First of all, Kafka can be applied to the message system, for example, the more popular message push, these messages push the system's message source, you can use Kafka as the core of the system to complete the production of messages and message consumption. Then is the site of the whereabouts, we can the Enterprise Portal, the user's operation records and other information sent to the Kafka, according to the actual business needs, can be real-time monitoring, or do offline processing. Finally, one is log collection, similar to the Flume suite, such as the log collection system, but the Kafka design architecture uses push/pull, suitable for heterogeneous clusters, Kafka can submit messages in bulk, for producer, in terms of performance is basically no consumption, On the consumer side, we can use a distributed file storage system such as HDFS for storage.

4.Kafka Architecture Principles
Kafka is designed to be a unified information collection platform, can collect feedback information in real-time, and has good fault-tolerant ability. Our most intuitive feeling in Kafka is its consumers and producers, as shown in the following figure:

4.1Producer and Consumer

Here Kafka the preservation of messages is categorized according to topic, consisting of the message producer (Producer) and the message consumer (Consumer), and each server is called a broker. For Kafka clusters, both producer and consumer rely on zookeeper to ensure data consistency.

4.2Topic
After each message is delivered to the Kafka cluster, the message is represented by a type, which is called a topic, and the messages of different topic are stored separately.

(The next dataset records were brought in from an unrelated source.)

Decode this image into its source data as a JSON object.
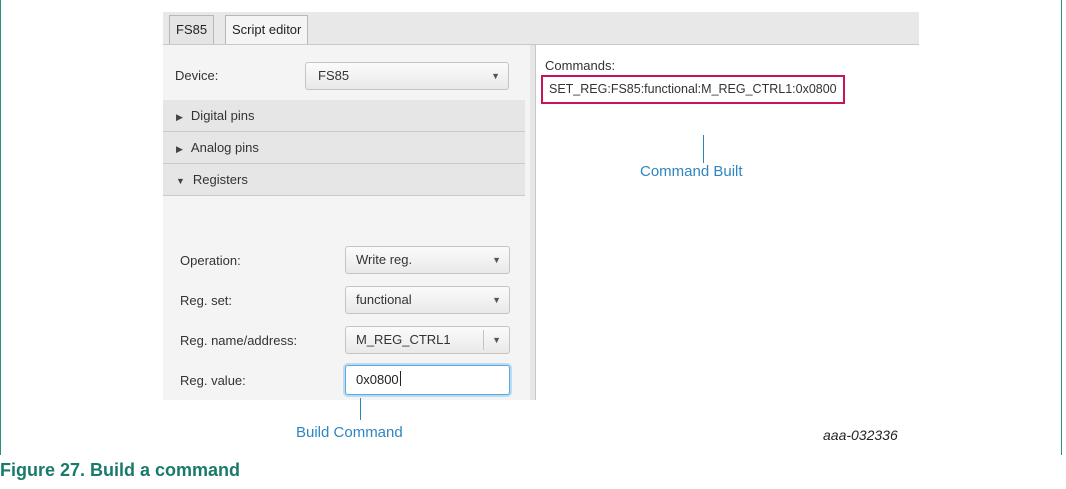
{
  "tabs": [
    "FS85",
    "Script editor"
  ],
  "device": {
    "label": "Device:",
    "value": "FS85"
  },
  "sections": {
    "digital": "Digital pins",
    "analog": "Analog pins",
    "registers": "Registers"
  },
  "registers": {
    "operation_label": "Operation:",
    "operation_value": "Write reg.",
    "regset_label": "Reg. set:",
    "regset_value": "functional",
    "regname_label": "Reg. name/address:",
    "regname_value": "M_REG_CTRL1",
    "regvalue_label": "Reg. value:",
    "regvalue_value": "0x0800"
  },
  "commands": {
    "label": "Commands:",
    "text": "SET_REG:FS85:functional:M_REG_CTRL1:0x0800"
  },
  "annotations": {
    "command_built": "Command Built",
    "build_command": "Build Command"
  },
  "figure_id": "aaa-032336",
  "caption": "Figure 27.  Build a command",
  "colors": {
    "frame": "#2f8f7f",
    "caption": "#1a7a6a",
    "annotation": "#2e86c1",
    "highlight": "#c4145a",
    "focus": "#5aa8e0"
  }
}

As shown in the following illustration:

A topic is categorized as a message, each topic can be split into multiple partition, in each message, its position in the file is called offset, which is used to mark a unique message. In Kafka, after the message is consumed, the message is still retained for a certain amount of time after deletion, such as in the configuration information, the file information is retained for 7 days, 7 days later, regardless of whether the message in Kafka is consumed, it will be deleted, in order to free up disk space, reduce the disk IO consumption.

In Kafka, multiple partitions of a topic are distributed across multiple servers in the Kafka cluster and each server is responsible for reading and writing messages in the partition. In addition, Kafka can configure the number of partitions that need to be backed up to increase the available rows. With the advent of ZK coordination, each partition has a server for the leader State, service external response (such as read and write operations), if the leader outage, will be the other follower to elect a new leader to ensure high availability of the cluster.

5. Summary
In general, the introduction of Kafka related background, overview and principles, these more biased theory, the concept of strong, need to be serious to understand, pondering, here can be roughly familiar with, the heart has a contour, the following will be introduced Kafka actual combat usage, Let everyone in the actual business and coding to understand these principles of Kafka.

6. Concluding remarks
This blog is to share with you here, if you study in the process of learning what is the problem, you can add groups to discuss or send e-mail to me, I will do my best to answer for you, with June mutual encouragement.

Contact Us

The content source of this page is from Internet, which doesn't represent Alibaba Cloud's opinion; products and services mentioned on that page don't have any relationship with Alibaba Cloud. If the content of the page makes you feel confusing, please write us an email, we will handle the problem within 5 days after receiving your email.

If you find any instances of plagiarism from the community, please send an email to: info-contact@alibabacloud.com and provide relevant evidence. A staff member will contact you within 5 working days.

A Free Trial That Lets You Build Big!

Start building with 50+ products and up to 12 months usage for Elastic Compute Service

  • Sales Support

    1 on 1 presale consultation

  • After-Sales Support

    24/7 Technical Support 6 Free Tickets per Quarter Faster Response

  • Alibaba Cloud offers highly flexible support services tailored to meet your exact needs.